The Opinion advises on how EU ’policy commitments toward nature can be translated more consistently into decision-making, especially under conditions of ecological interdependence, biodiversity loss, climate instability, systemic risk, and ecological limits.

EGE experts highlight that human societies are not separate from nature but are part of the ecological systems on which they depend.
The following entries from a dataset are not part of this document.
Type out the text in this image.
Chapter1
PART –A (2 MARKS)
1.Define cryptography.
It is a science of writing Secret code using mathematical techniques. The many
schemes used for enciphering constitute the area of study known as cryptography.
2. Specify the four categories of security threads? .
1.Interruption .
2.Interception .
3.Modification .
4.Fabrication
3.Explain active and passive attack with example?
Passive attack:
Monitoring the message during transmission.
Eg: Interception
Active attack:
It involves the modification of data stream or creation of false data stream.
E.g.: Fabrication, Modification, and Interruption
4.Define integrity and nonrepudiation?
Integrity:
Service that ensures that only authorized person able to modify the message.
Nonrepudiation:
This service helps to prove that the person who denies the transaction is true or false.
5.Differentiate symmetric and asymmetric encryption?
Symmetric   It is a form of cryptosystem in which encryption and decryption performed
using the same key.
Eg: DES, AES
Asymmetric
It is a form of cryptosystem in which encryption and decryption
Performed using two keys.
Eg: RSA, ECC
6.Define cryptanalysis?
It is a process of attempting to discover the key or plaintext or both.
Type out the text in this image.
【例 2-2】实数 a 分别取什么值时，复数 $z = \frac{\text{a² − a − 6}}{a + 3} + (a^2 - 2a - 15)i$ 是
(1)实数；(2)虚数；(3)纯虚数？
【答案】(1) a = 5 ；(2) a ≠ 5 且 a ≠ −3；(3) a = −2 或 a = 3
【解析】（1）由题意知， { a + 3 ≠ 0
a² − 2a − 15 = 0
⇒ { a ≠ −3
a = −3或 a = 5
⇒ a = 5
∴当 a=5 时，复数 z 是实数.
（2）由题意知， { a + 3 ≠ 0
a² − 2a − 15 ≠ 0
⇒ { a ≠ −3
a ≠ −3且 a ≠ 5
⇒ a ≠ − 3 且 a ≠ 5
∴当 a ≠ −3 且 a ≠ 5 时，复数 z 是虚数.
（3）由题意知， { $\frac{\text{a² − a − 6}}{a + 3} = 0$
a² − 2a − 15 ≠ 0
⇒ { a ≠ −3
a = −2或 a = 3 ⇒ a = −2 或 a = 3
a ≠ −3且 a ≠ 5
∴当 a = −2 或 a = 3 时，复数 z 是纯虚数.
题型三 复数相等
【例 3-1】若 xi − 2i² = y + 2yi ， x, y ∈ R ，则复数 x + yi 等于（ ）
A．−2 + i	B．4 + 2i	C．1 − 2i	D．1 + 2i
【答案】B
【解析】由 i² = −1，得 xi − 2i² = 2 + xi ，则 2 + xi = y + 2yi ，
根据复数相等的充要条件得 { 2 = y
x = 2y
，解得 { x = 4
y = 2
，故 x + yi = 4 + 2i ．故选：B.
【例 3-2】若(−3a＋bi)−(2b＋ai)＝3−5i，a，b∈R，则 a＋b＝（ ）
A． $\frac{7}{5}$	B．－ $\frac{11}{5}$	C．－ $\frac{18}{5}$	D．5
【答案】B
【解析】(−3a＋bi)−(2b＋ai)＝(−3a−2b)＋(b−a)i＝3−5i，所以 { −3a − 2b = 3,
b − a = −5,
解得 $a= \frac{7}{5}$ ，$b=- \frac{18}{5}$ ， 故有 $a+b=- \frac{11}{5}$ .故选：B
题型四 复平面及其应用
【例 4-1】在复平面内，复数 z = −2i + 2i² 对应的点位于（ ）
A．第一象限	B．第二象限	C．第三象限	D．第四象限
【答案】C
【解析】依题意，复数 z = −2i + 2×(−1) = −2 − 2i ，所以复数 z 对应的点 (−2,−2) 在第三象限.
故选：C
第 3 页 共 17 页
Therefore, the Opinion argues that ecological sustainability is not a secondary objective, but is necessary for Europe’s resilience, prosperity, security, and democratic legitimacy, particularly in a context of geopolitical instability, economic pressure, industrial competition, and social strain.
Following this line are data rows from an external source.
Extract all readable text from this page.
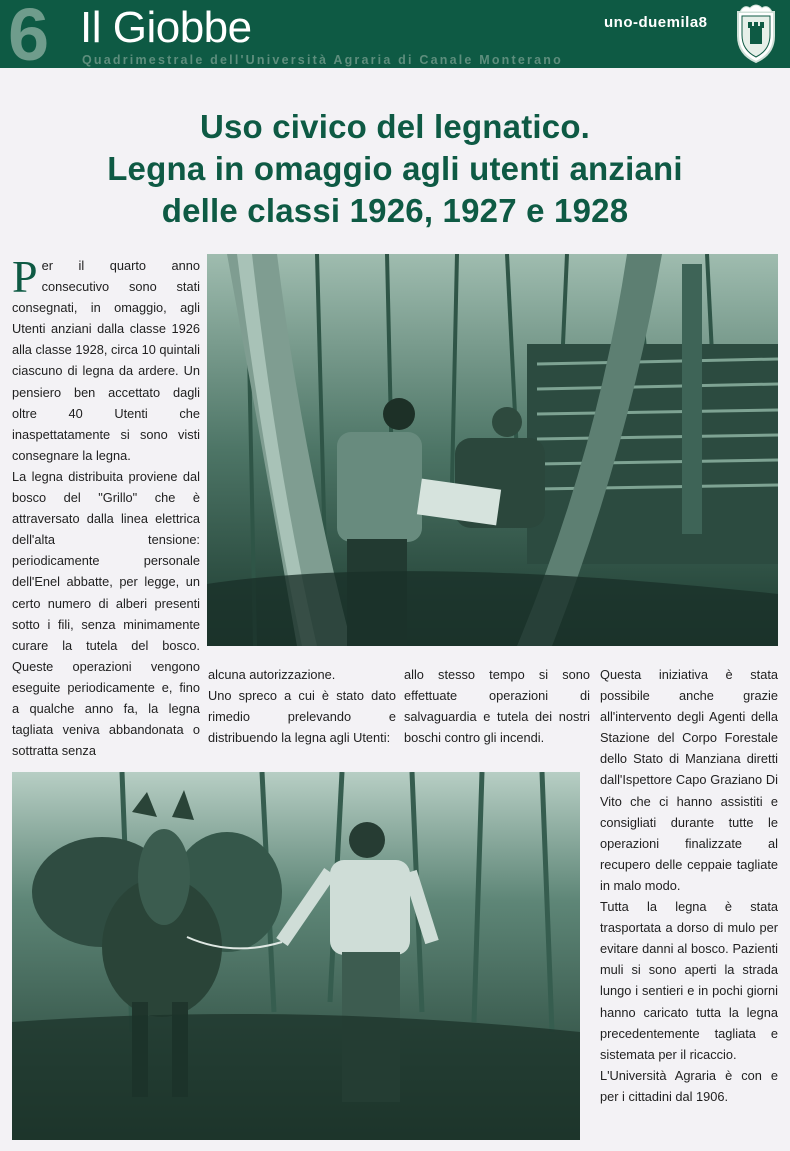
6 Il Giobbe
Quadrimestrale dell'Università Agraria di Canale Monterano
uno-duemila8
Uso civico del legnatico.
Legna in omaggio agli utenti anziani
delle classi 1926, 1927 e 1928

Per il quarto anno consecutivo sono stati consegnati, in omaggio, agli Utenti anziani dalla classe 1926 alla classe 1928, circa 10 quintali ciascuno di legna da ardere. Un pensiero ben accettato dagli oltre 40 Utenti che inaspettatamente si sono visti consegnare la legna.

La legna distribuita proviene dal bosco del "Grillo" che è attraversato dalla linea elettrica dell'alta tensione: periodicamente personale dell'Enel abbatte, per legge, un certo numero di alberi presenti sotto i fili, senza minimamente curare la tutela del bosco. Queste operazioni vengono eseguite periodicamente e, fino a qualche anno fa, la legna tagliata veniva abbandonata o sottratta senza

alcuna autorizzazione.

Uno spreco a cui è stato dato rimedio prelevando e distribuendo la legna agli Utenti:

allo stesso tempo si sono effettuate operazioni di salvaguardia e tutela dei nostri boschi contro gli incendi.

Questa iniziativa è stata possibile anche grazie all'intervento degli Agenti della Stazione del Corpo Forestale dello Stato di Manziana diretti dall'Ispettore Capo Graziano Di Vito che ci hanno assistiti e consigliati durante tutte le operazioni finalizzate al recupero delle ceppaie tagliate in malo modo.

Tutta la legna è stata trasportata a dorso di mulo per evitare danni al bosco. Pazienti muli si sono aperti la strada lungo i sentieri e in pochi giorni hanno caricato tutta la legna precedentemente tagliata e sistemata per il ricaccio.

L'Università Agraria è con e per i cittadini dal 1906.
The EGE recommends that policymakers:

  • establish a legal right to a clean, healthy, and sustainable environment within the EU
  • integrate multiple ways of valuing nature explicitly and consistently into policymaking, so that ecological, ethical, social, cultural, and economic considerations can shape decisions
  • treat scientifically identified ecological boundaries, and the risks of significant harm as constraints in evaluation, impact assessment, and policy decision-making
  • develop and strengthen institutional mechanisms so that ecological concerns, including effects on non-human nature, are adequately considered and accommodated in governance and legal decision-making
  • use economic valuation within clear ethical and ecological conditions, so that such tools support wellbeing, resilience, ecological integrity, and multiple ways of valuing nature
  • strengthen research, responsible innovation, and institutional learning on valuing nature and on governing human impacts on nature
  • strengthen shared responsibilities, ecological literacy, and civic capacities for the protection of nature
  • embed early, meaningful, and consequential participation in local, national and EU governance affecting nature.
  • ensure coherence between the EU’s internal commitments on nature and sustainability and its external action

Background

This opinion by the EGE is published in the context of the Ethics Advice Mechanism (EThAM), which provides independent ethical advice and policy recommendations to European institutions on any topic where policymaking intersects with the development of science and technology.
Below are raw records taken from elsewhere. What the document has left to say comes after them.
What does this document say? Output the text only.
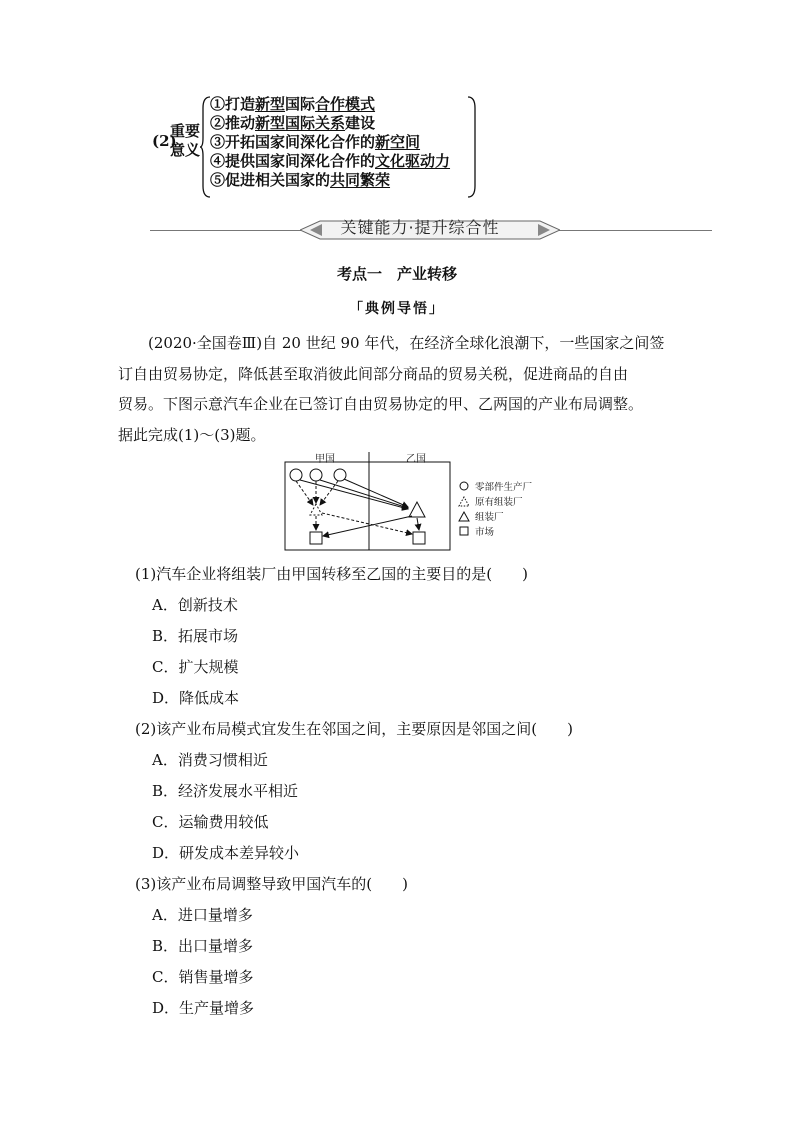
(2)
重要
意义
①打造新型国际合作模式
②推动新型国际关系建设
③开拓国家间深化合作的新空间
④提供国家间深化合作的文化驱动力
⑤促进相关国家的共同繁荣
关键能力·提升综合性
考点一　产业转移
「典例导悟」
(2020·全国卷Ⅲ)自 20 世纪 90 年代，在经济全球化浪潮下，一些国家之间签
订自由贸易协定，降低甚至取消彼此间部分商品的贸易关税，促进商品的自由
贸易。下图示意汽车企业在已签订自由贸易协定的甲、乙两国的产业布局调整。
据此完成(1)～(3)题。
甲国	乙国
零部件生产厂
原有组装厂
组装厂
市场
(1)汽车企业将组装厂由甲国转移至乙国的主要目的是(　　)
A．创新技术
B．拓展市场
C．扩大规模
D．降低成本
(2)该产业布局模式宜发生在邻国之间，主要原因是邻国之间(　　)
A．消费习惯相近
B．经济发展水平相近
C．运输费用较低
D．研发成本差异较小
(3)该产业布局调整导致甲国汽车的(　　)
A．进口量增多
B．出口量增多
C．销售量增多
D．生产量增多
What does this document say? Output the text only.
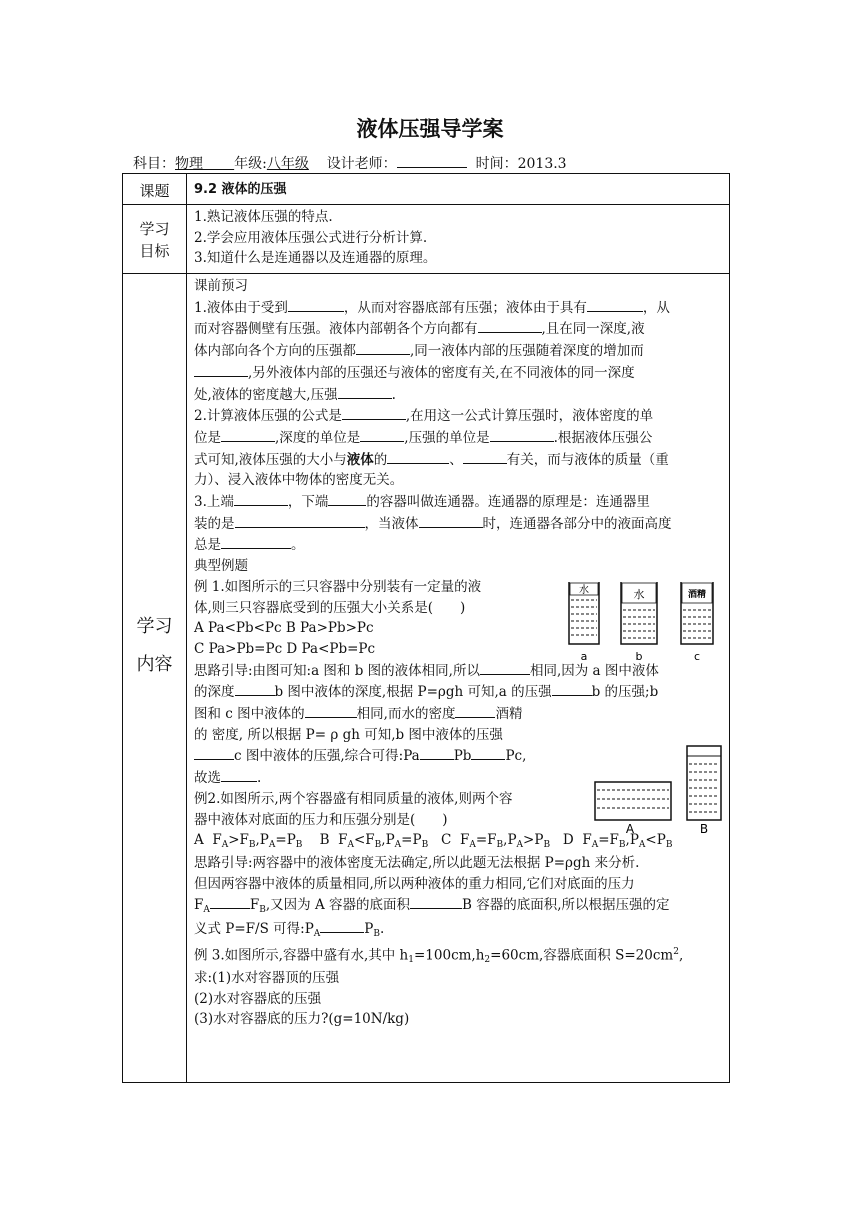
液体压强导学案
科目：物理 年级:八年级 设计老师：	时间：2013.3
课题	9.2 液体的压强
学习
目标

1.熟记液体压强的特点.

2.学会应用液体压强公式进行分析计算.

3.知道什么是连通器以及连通器的原理。

学习
内容

课前预习

1.液体由于受到	，从而对容器底部有压强；液体由于具有	，从
而对容器侧壁有压强。液体内部朝各个方向都有	,且在同一深度,液
体内部向各个方向的压强都	,同一液体内部的压强随着深度的增加而
,另外液体内部的压强还与液体的密度有关,在不同液体的同一深度
处,液体的密度越大,压强	.

2.计算液体压强的公式是	,在用这一公式计算压强时，液体密度的单
位是	,深度的单位是	,压强的单位是	.根据液体压强公
式可知,液体压强的大小与液体的	、	有关，而与液体的质量（重
力）、浸入液体中物体的密度无关。

3.上端	，下端	的容器叫做连通器。连通器的原理是：连通器里
装的是	，当液体	时，连通器各部分中的液面高度
总是	。

典型例题

例 1.如图所示的三只容器中分别装有一定量的液
体,则三只容器底受到的压强大小关系是(　　)
A Pa<Pb<Pc B Pa>Pb>Pc
C Pa>Pb=Pc D Pa<Pb=Pc

思路引导:由图可知:a 图和 b 图的液体相同,所以	相同,因为 a 图中液体
的深度	b 图中液体的深度,根据 P=ρgh 可知,a 的压强	b 的压强;b
图和 c 图中液体的	相同,而水的密度	酒精
的 密度, 所以根据 P= ρ gh 可知,b 图中液体的压强
c 图中液体的压强,综合可得:Pa	Pb	Pc,
故选	.

例2.如图所示,两个容器盛有相同质量的液体,则两个容
器中液体对底面的压力和压强分别是(　　)

A  $F_A>F_B,P_A=P_B$    B  $F_A<F_B,P_A=P_B$   C  $F_A=F_B,P_A>P_B$   D  $F_A=F_B,P_A<P_B$

思路引导:两容器中的液体密度无法确定,所以此题无法根据 P=ρgh 来分析.
但因两容器中液体的质量相同,所以两种液体的重力相同,它们对底面的压力
$F_A$	$F_B$,又因为 A 容器的底面积	B 容器的底面积,所以根据压强的定
义式 P=F/S 可得$:P_A$	$P_B$.

例 3.如图所示,容器中盛有水,其中 $h_1=100cm,h_2=60cm$,容器底面积 $S=20cm^2$,
求:(1)水对容器顶的压强
(2)水对容器底的压强
(3)水对容器底的压力?(g=10N/kg)

水
a
水
b
酒精
c
A	B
The EThAM is led by the EGE, an independent, multi-disciplinary body appointed by the President of the European Commission. 

The EGE advises on all aspects of Commission policies and legislation where ethical, societal and fundamental rights dimensions intersect with the development of science and new technologies. It reports to the President, and to the College of Commissioners as a whole, under the direct responsibility of the Commissioner for Startups, Research and Innovation.

Established in 1991 by President Jacques Delors, the EGE brings together 11 leading thinkers from Europe and worldwide, from the natural and social sciences, the humanities, philosophy, ethics and law.